On opening night, customers enthusiastically gave their approval to the concoctions made by the ace bartenders Snow and Brian Miller, formerly of Death & Co.
Evan Finney, who lives nearby, stopped in to check it out and proclaimed that “the drinks are phenomenal. The best I’ve had in a long time, for a reasonable price.”
Topping out at $15, the cocktails include the very popular $10 “House Punch,” which East Village artist Delphine LeGoff described as “very refreshing — weird, but in a good way. It was kind of like a little slap in your teeth.”
Besides the mixology, Lullaby strives for a ambience that recalls days gone by.

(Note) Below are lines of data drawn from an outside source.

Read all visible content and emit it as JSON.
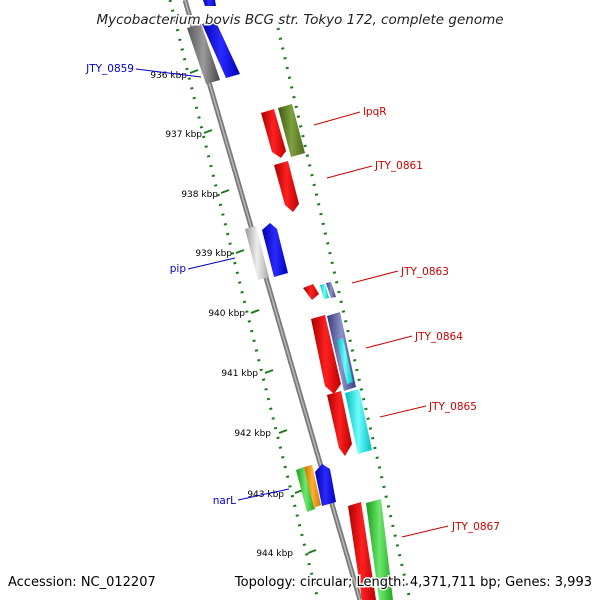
{
  "title": "Mycobacterium bovis BCG str. Tokyo 172, complete genome",
  "footer": {
    "accession": "Accession: NC_012207",
    "summary": "Topology: circular; Length: 4,371,711 bp; Genes: 3,993"
  },
  "colors": {
    "backbone": "#7a7a7a",
    "tick": "#1a7a1a",
    "reverse_label": "#0000cc",
    "forward_label": "#cc0000"
  },
  "ticks": [
    "936 kbp",
    "937 kbp",
    "938 kbp",
    "939 kbp",
    "940 kbp",
    "941 kbp",
    "942 kbp",
    "943 kbp",
    "944 kbp"
  ],
  "gene_labels": [
    {
      "name": "JTY_0859",
      "strand": "reverse"
    },
    {
      "name": "lpqR",
      "strand": "forward"
    },
    {
      "name": "JTY_0861",
      "strand": "forward"
    },
    {
      "name": "pip",
      "strand": "reverse"
    },
    {
      "name": "JTY_0863",
      "strand": "forward"
    },
    {
      "name": "JTY_0864",
      "strand": "forward"
    },
    {
      "name": "JTY_0865",
      "strand": "forward"
    },
    {
      "name": "narL",
      "strand": "reverse"
    },
    {
      "name": "JTY_0867",
      "strand": "forward"
    }
  ]
}
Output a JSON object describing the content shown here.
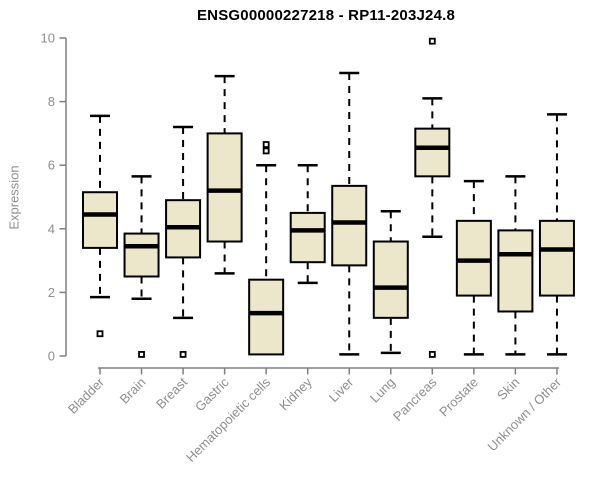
{
  "chart_data": {
    "type": "boxplot",
    "title": "ENSG00000227218 - RP11-203J24.8",
    "ylabel": "Expression",
    "xlabel": "",
    "ylim": [
      0,
      10
    ],
    "yticks": [
      0,
      2,
      4,
      6,
      8,
      10
    ],
    "grid": false,
    "legend": "none",
    "categories": [
      "Bladder",
      "Brain",
      "Breast",
      "Gastric",
      "Hematopoietic cells",
      "Kidney",
      "Liver",
      "Lung",
      "Pancreas",
      "Prostate",
      "Skin",
      "Unknown / Other"
    ],
    "series": [
      {
        "category": "Bladder",
        "low": 1.85,
        "q1": 3.4,
        "median": 4.45,
        "q3": 5.15,
        "high": 7.55,
        "outliers": [
          0.7
        ]
      },
      {
        "category": "Brain",
        "low": 1.8,
        "q1": 2.5,
        "median": 3.45,
        "q3": 3.85,
        "high": 5.65,
        "outliers": [
          0.05
        ]
      },
      {
        "category": "Breast",
        "low": 1.2,
        "q1": 3.1,
        "median": 4.05,
        "q3": 4.9,
        "high": 7.2,
        "outliers": [
          0.05
        ]
      },
      {
        "category": "Gastric",
        "low": 2.6,
        "q1": 3.6,
        "median": 5.2,
        "q3": 7.0,
        "high": 8.8,
        "outliers": []
      },
      {
        "category": "Hematopoietic cells",
        "low": 0.05,
        "q1": 0.05,
        "median": 1.35,
        "q3": 2.4,
        "high": 6.0,
        "outliers": [
          6.45,
          6.65
        ]
      },
      {
        "category": "Kidney",
        "low": 2.3,
        "q1": 2.95,
        "median": 3.95,
        "q3": 4.5,
        "high": 6.0,
        "outliers": []
      },
      {
        "category": "Liver",
        "low": 0.05,
        "q1": 2.85,
        "median": 4.2,
        "q3": 5.35,
        "high": 8.9,
        "outliers": []
      },
      {
        "category": "Lung",
        "low": 0.1,
        "q1": 1.2,
        "median": 2.15,
        "q3": 3.6,
        "high": 4.55,
        "outliers": []
      },
      {
        "category": "Pancreas",
        "low": 3.75,
        "q1": 5.65,
        "median": 6.55,
        "q3": 7.15,
        "high": 8.1,
        "outliers": [
          9.9,
          0.05
        ]
      },
      {
        "category": "Prostate",
        "low": 0.05,
        "q1": 1.9,
        "median": 3.0,
        "q3": 4.25,
        "high": 5.5,
        "outliers": []
      },
      {
        "category": "Skin",
        "low": 0.05,
        "q1": 1.4,
        "median": 3.2,
        "q3": 3.95,
        "high": 5.65,
        "outliers": []
      },
      {
        "category": "Unknown / Other",
        "low": 0.05,
        "q1": 1.9,
        "median": 3.35,
        "q3": 4.25,
        "high": 7.6,
        "outliers": []
      }
    ],
    "colors": {
      "box_fill": "#ECE7CB",
      "box_stroke": "#000000",
      "median": "#000000",
      "whisker": "#000000",
      "outlier_fill": "#ffffff",
      "outlier_stroke": "#000000",
      "axis": "#808080",
      "tick_text": "#8e8e8e",
      "title_text": "#000000",
      "background": "#ffffff"
    }
  }
}
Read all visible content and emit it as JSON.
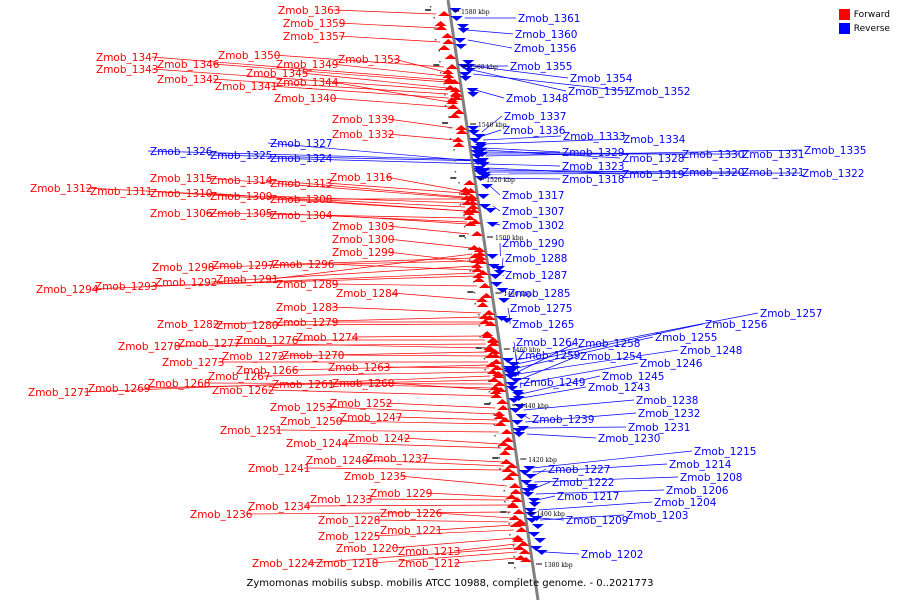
{
  "caption": "Zymomonas mobilis subsp. mobilis ATCC 10988, complete genome. - 0..2021773",
  "legend": [
    {
      "label": "Forward",
      "color": "#ff0000"
    },
    {
      "label": "Reverse",
      "color": "#0000ff"
    }
  ],
  "colors": {
    "forward": "#ff0000",
    "reverse": "#0000ff",
    "axis": "#808080"
  },
  "kbp_labels": [
    "1580 kbp",
    "1560 kbp",
    "1540 kbp",
    "1520 kbp",
    "1500 kbp",
    "1480 kbp",
    "1460 kbp",
    "1440 kbp",
    "1420 kbp",
    "1400 kbp",
    "1380 kbp"
  ],
  "forward_genes": [
    "Zmob_1363",
    "Zmob_1359",
    "Zmob_1357",
    "Zmob_1347",
    "Zmob_1350",
    "Zmob_1353",
    "Zmob_1346",
    "Zmob_1349",
    "Zmob_1343",
    "Zmob_1345",
    "Zmob_1342",
    "Zmob_1344",
    "Zmob_1341",
    "Zmob_1340",
    "Zmob_1339",
    "Zmob_1332",
    "Zmob_1316",
    "Zmob_1315",
    "Zmob_1314",
    "Zmob_1313",
    "Zmob_1312",
    "Zmob_1311",
    "Zmob_1310",
    "Zmob_1309",
    "Zmob_1308",
    "Zmob_1306",
    "Zmob_1305",
    "Zmob_1304",
    "Zmob_1303",
    "Zmob_1300",
    "Zmob_1299",
    "Zmob_1298",
    "Zmob_1297",
    "Zmob_1296",
    "Zmob_1291",
    "Zmob_1292",
    "Zmob_1294",
    "Zmob_1293",
    "Zmob_1289",
    "Zmob_1284",
    "Zmob_1283",
    "Zmob_1282",
    "Zmob_1280",
    "Zmob_1279",
    "Zmob_1276",
    "Zmob_1274",
    "Zmob_1278",
    "Zmob_1277",
    "Zmob_1272",
    "Zmob_1270",
    "Zmob_1273",
    "Zmob_1266",
    "Zmob_1263",
    "Zmob_1267",
    "Zmob_1271",
    "Zmob_1269",
    "Zmob_1268",
    "Zmob_1261",
    "Zmob_1260",
    "Zmob_1262",
    "Zmob_1252",
    "Zmob_1253",
    "Zmob_1247",
    "Zmob_1250",
    "Zmob_1251",
    "Zmob_1242",
    "Zmob_1244",
    "Zmob_1237",
    "Zmob_1240",
    "Zmob_1241",
    "Zmob_1235",
    "Zmob_1229",
    "Zmob_1233",
    "Zmob_1234",
    "Zmob_1236",
    "Zmob_1226",
    "Zmob_1228",
    "Zmob_1221",
    "Zmob_1225",
    "Zmob_1220",
    "Zmob_1213",
    "Zmob_1224",
    "Zmob_1218",
    "Zmob_1212"
  ],
  "reverse_genes": [
    "Zmob_1361",
    "Zmob_1360",
    "Zmob_1356",
    "Zmob_1355",
    "Zmob_1354",
    "Zmob_1351",
    "Zmob_1352",
    "Zmob_1348",
    "Zmob_1337",
    "Zmob_1336",
    "Zmob_1333",
    "Zmob_1334",
    "Zmob_1327",
    "Zmob_1326",
    "Zmob_1325",
    "Zmob_1324",
    "Zmob_1329",
    "Zmob_1328",
    "Zmob_1330",
    "Zmob_1331",
    "Zmob_1335",
    "Zmob_1323",
    "Zmob_1319",
    "Zmob_1320",
    "Zmob_1321",
    "Zmob_1322",
    "Zmob_1318",
    "Zmob_1317",
    "Zmob_1307",
    "Zmob_1302",
    "Zmob_1290",
    "Zmob_1288",
    "Zmob_1287",
    "Zmob_1285",
    "Zmob_1275",
    "Zmob_1265",
    "Zmob_1257",
    "Zmob_1256",
    "Zmob_1255",
    "Zmob_1264",
    "Zmob_1258",
    "Zmob_1248",
    "Zmob_1259",
    "Zmob_1254",
    "Zmob_1246",
    "Zmob_1245",
    "Zmob_1249",
    "Zmob_1243",
    "Zmob_1238",
    "Zmob_1239",
    "Zmob_1232",
    "Zmob_1231",
    "Zmob_1230",
    "Zmob_1215",
    "Zmob_1214",
    "Zmob_1227",
    "Zmob_1208",
    "Zmob_1222",
    "Zmob_1206",
    "Zmob_1217",
    "Zmob_1204",
    "Zmob_1209",
    "Zmob_1203",
    "Zmob_1202"
  ]
}
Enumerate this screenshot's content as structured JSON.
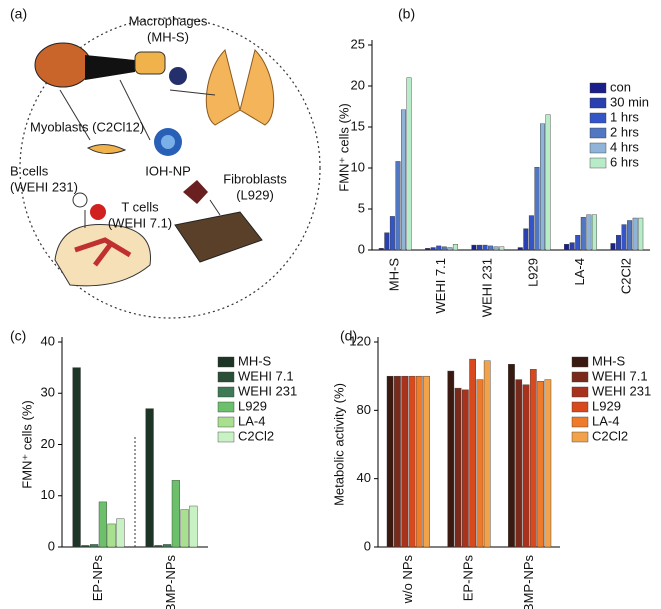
{
  "diagram": {
    "panel_label": "(a)",
    "labels": [
      [
        "Macrophages",
        "(MH-S)"
      ],
      [
        "Myoblasts (C2Cl12)"
      ],
      [
        "IOH-NP"
      ],
      [
        "B cells",
        "(WEHI 231)"
      ],
      [
        "T cells",
        "(WEHI 7.1)"
      ],
      [
        "Fibroblasts",
        "(L929)"
      ]
    ]
  },
  "chart_data": [
    {
      "type": "bar",
      "panel_label": "(b)",
      "ylabel": "FMN⁺ cells (%)",
      "categories": [
        "MH-S",
        "WEHI 7.1",
        "WEHI 231",
        "L929",
        "LA-4",
        "C2Cl2"
      ],
      "series": [
        {
          "name": "con",
          "color": "#1a1f8a",
          "values": [
            0.2,
            0.2,
            0.6,
            0.3,
            0.7,
            0.8
          ]
        },
        {
          "name": "30 min",
          "color": "#2a3fb0",
          "values": [
            2.1,
            0.3,
            0.6,
            2.6,
            0.9,
            1.8
          ]
        },
        {
          "name": "1 hrs",
          "color": "#3455c8",
          "values": [
            4.1,
            0.5,
            0.6,
            4.2,
            1.8,
            3.1
          ]
        },
        {
          "name": "2 hrs",
          "color": "#5277c2",
          "values": [
            10.8,
            0.4,
            0.5,
            10.1,
            4.0,
            3.6
          ]
        },
        {
          "name": "4 hrs",
          "color": "#8fb4d8",
          "values": [
            17.1,
            0.3,
            0.4,
            15.4,
            4.3,
            3.9
          ]
        },
        {
          "name": "6 hrs",
          "color": "#b8ecc8",
          "values": [
            21.0,
            0.7,
            0.4,
            16.5,
            4.3,
            3.9
          ]
        }
      ],
      "ylim": [
        0,
        25
      ],
      "yticks": [
        0,
        5,
        10,
        15,
        20,
        25
      ],
      "legend": "upper right"
    },
    {
      "type": "bar",
      "panel_label": "(c)",
      "ylabel": "FMN⁺ cells (%)",
      "categories": [
        "EP-NPs",
        "BMP-NPs"
      ],
      "series": [
        {
          "name": "MH-S",
          "color": "#1c3526",
          "values": [
            35,
            27
          ]
        },
        {
          "name": "WEHI 7.1",
          "color": "#2a4f37",
          "values": [
            0.3,
            0.3
          ]
        },
        {
          "name": "WEHI 231",
          "color": "#3d7a55",
          "values": [
            0.5,
            0.5
          ]
        },
        {
          "name": "L929",
          "color": "#6cc06c",
          "values": [
            8.8,
            13
          ]
        },
        {
          "name": "LA-4",
          "color": "#a9e08f",
          "values": [
            4.5,
            7.3
          ]
        },
        {
          "name": "C2Cl2",
          "color": "#c8f2c4",
          "values": [
            5.5,
            8
          ]
        }
      ],
      "ylim": [
        0,
        40
      ],
      "yticks": [
        0,
        10,
        20,
        30,
        40
      ],
      "legend": "upper right"
    },
    {
      "type": "bar",
      "panel_label": "(d)",
      "ylabel": "Metabolic activity (%)",
      "categories": [
        "w/o NPs",
        "EP-NPs",
        "BMP-NPs"
      ],
      "series": [
        {
          "name": "MH-S",
          "color": "#3a1a10",
          "values": [
            100,
            103,
            107
          ]
        },
        {
          "name": "WEHI 7.1",
          "color": "#7a2a1a",
          "values": [
            100,
            93,
            98
          ]
        },
        {
          "name": "WEHI 231",
          "color": "#a8321c",
          "values": [
            100,
            92,
            95
          ]
        },
        {
          "name": "L929",
          "color": "#d84a1e",
          "values": [
            100,
            110,
            104
          ]
        },
        {
          "name": "LA-4",
          "color": "#ef7a2a",
          "values": [
            100,
            98,
            97
          ]
        },
        {
          "name": "C2Cl2",
          "color": "#f2a24a",
          "values": [
            100,
            109,
            98
          ]
        }
      ],
      "ylim": [
        0,
        120
      ],
      "yticks": [
        0,
        40,
        80,
        120
      ],
      "legend": "upper right"
    }
  ]
}
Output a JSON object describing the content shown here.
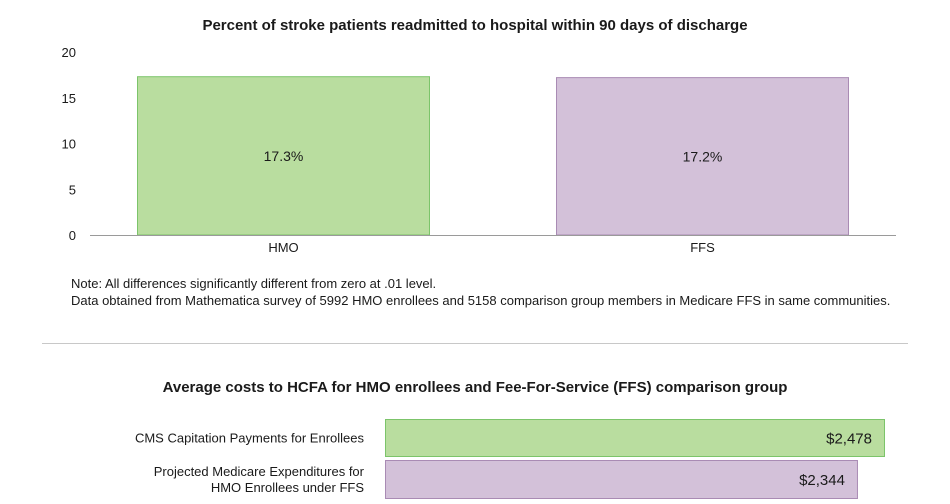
{
  "colors": {
    "green": "#b9dd9f",
    "green_border": "#7cc46a",
    "purple": "#d3c1d9",
    "purple_border": "#a98bb4",
    "axis": "#9a9a9a"
  },
  "chart_data": [
    {
      "type": "bar",
      "title": "Percent of stroke patients readmitted to hospital within 90 days of discharge",
      "categories": [
        "HMO",
        "FFS"
      ],
      "values": [
        17.3,
        17.2
      ],
      "data_labels": [
        "17.3%",
        "17.2%"
      ],
      "bar_colors": [
        "#b9dd9f",
        "#d3c1d9"
      ],
      "ylim": [
        0,
        20
      ],
      "yticks": [
        0,
        5,
        10,
        15,
        20
      ],
      "xlabel": "",
      "ylabel": "",
      "grid": false
    },
    {
      "type": "bar",
      "orientation": "horizontal",
      "title": "Average costs to HCFA for HMO enrollees and Fee-For-Service (FFS) comparison group",
      "categories": [
        "CMS Capitation Payments for Enrollees",
        "Projected Medicare Expenditures for HMO Enrollees under FFS"
      ],
      "category_lines": [
        [
          "CMS Capitation Payments for Enrollees"
        ],
        [
          "Projected Medicare Expenditures for",
          "HMO Enrollees under FFS"
        ]
      ],
      "values": [
        2478,
        2344
      ],
      "data_labels": [
        "$2,478",
        "$2,344"
      ],
      "bar_colors": [
        "#b9dd9f",
        "#d3c1d9"
      ],
      "xlim": [
        0,
        2478
      ],
      "grid": false
    }
  ],
  "notes": [
    "Note: All differences significantly different from zero at .01 level.",
    "Data obtained from Mathematica survey of 5992 HMO enrollees and 5158 comparison group members in Medicare FFS in same communities."
  ]
}
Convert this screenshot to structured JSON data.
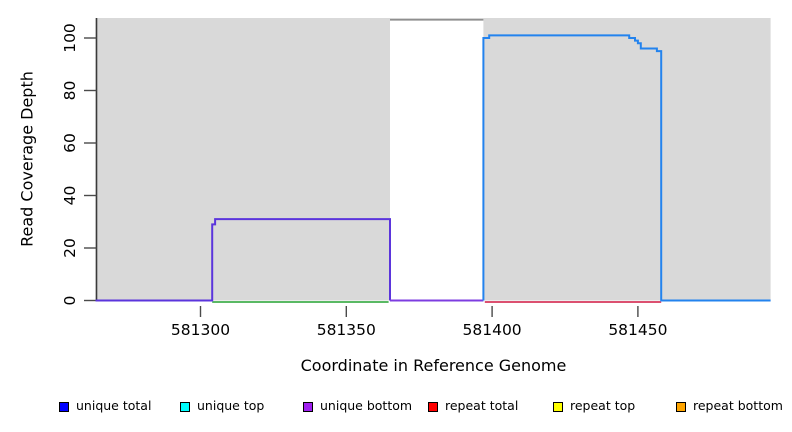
{
  "chart_data": {
    "type": "line",
    "subtype": "step-coverage-plot",
    "title": "",
    "xlabel": "Coordinate in Reference Genome",
    "ylabel": "Read Coverage Depth",
    "xlim": [
      581264,
      581495.5
    ],
    "ylim": [
      0,
      107.5
    ],
    "grid": false,
    "panel_background": "#ffffff",
    "shaded_region_color": "#d9d9d9",
    "x_ticks": [
      {
        "value": 581300,
        "label": "581300"
      },
      {
        "value": 581350,
        "label": "581350"
      },
      {
        "value": 581400,
        "label": "581400"
      },
      {
        "value": 581450,
        "label": "581450"
      }
    ],
    "y_ticks": [
      {
        "value": 0,
        "label": "0"
      },
      {
        "value": 20,
        "label": "20"
      },
      {
        "value": 40,
        "label": "40"
      },
      {
        "value": 60,
        "label": "60"
      },
      {
        "value": 80,
        "label": "80"
      },
      {
        "value": 100,
        "label": "100"
      }
    ],
    "shaded_regions": [
      {
        "name": "unique-region-left",
        "x1": 581264,
        "x2": 581365,
        "color": "#d9d9d9"
      },
      {
        "name": "unique-region-right",
        "x1": 581397,
        "x2": 581495.5,
        "color": "#d9d9d9"
      }
    ],
    "series": [
      {
        "name": "unique-top-baseline",
        "color": "#5ab964",
        "dy": 1.5,
        "points": [
          [
            581304,
            0
          ],
          [
            581364.5,
            0
          ]
        ]
      },
      {
        "name": "repeat-total-baseline",
        "color": "#dc5070",
        "dy": 1.5,
        "points": [
          [
            581397.5,
            0
          ],
          [
            581458,
            0
          ]
        ]
      },
      {
        "name": "clipped-coverage-top-line",
        "color": "#8f8f8f",
        "points": [
          [
            581365,
            107
          ],
          [
            581397,
            107
          ]
        ]
      },
      {
        "name": "unique-bottom-block",
        "color": "#5b35dc",
        "points": [
          [
            581264,
            0
          ],
          [
            581304,
            0
          ],
          [
            581304,
            29
          ],
          [
            581305,
            29
          ],
          [
            581305,
            31
          ],
          [
            581365,
            31
          ],
          [
            581365,
            0
          ]
        ]
      },
      {
        "name": "unique-bottom-gap-baseline",
        "color": "#7d3ce0",
        "points": [
          [
            581365,
            0
          ],
          [
            581397,
            0
          ]
        ]
      },
      {
        "name": "unique-total-block",
        "color": "#2383ee",
        "points": [
          [
            581397,
            0
          ],
          [
            581397,
            100
          ],
          [
            581399,
            100
          ],
          [
            581399,
            101
          ],
          [
            581447,
            101
          ],
          [
            581447,
            100
          ],
          [
            581449,
            100
          ],
          [
            581449,
            99
          ],
          [
            581450,
            99
          ],
          [
            581450,
            98
          ],
          [
            581451,
            98
          ],
          [
            581451,
            96
          ],
          [
            581456.5,
            96
          ],
          [
            581456.5,
            95
          ],
          [
            581458,
            95
          ],
          [
            581458,
            0
          ],
          [
            581495.5,
            0
          ]
        ]
      }
    ]
  },
  "legend": {
    "items": [
      {
        "label": "unique total",
        "color": "#0000ff"
      },
      {
        "label": "unique top",
        "color": "#00ffff"
      },
      {
        "label": "unique bottom",
        "color": "#a020f0"
      },
      {
        "label": "repeat total",
        "color": "#ff0000"
      },
      {
        "label": "repeat top",
        "color": "#ffff00"
      },
      {
        "label": "repeat bottom",
        "color": "#ffa500"
      }
    ]
  }
}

Hodas, who is responsible for the creative direction and marketing of the place, explained that, “I enjoy a quality drink, but that’s not how I pick the bars I hang out in.”
“People are always talking about places from10-15 years ago that are gone. This was an opportunity to reclaim something of New York City that’s been lost,” he added.
Lullaby’s design is a collaboration between the partners and local artists, with a special added ingredient. “My father is a professional boatbuilder,” says Snow. “He and I built most of the place ourselves.”
Adding to the ambience is Brother Cleve’s musical taste, which, he admits, “tends towards the obscure.” First night patrons got a taste as Cleve did the DJ honors with 7″ 45-albums. He will be designing playlists for the future, which will presumably include some of the gems he spun on opening night.
The range runs from Brazilian Funk to Japanese 80’s pop from Tatsuro Wamashita to the Latin sound of Ralph Weeks to something we actually recognized, the Ramones’ “Rockaway Beach.”
Cleve is optimistic for the joint’s future because, he says, “there’s a lot more awareness now of cocktail culture. People are ready for it, they want it and we are giving it to them.”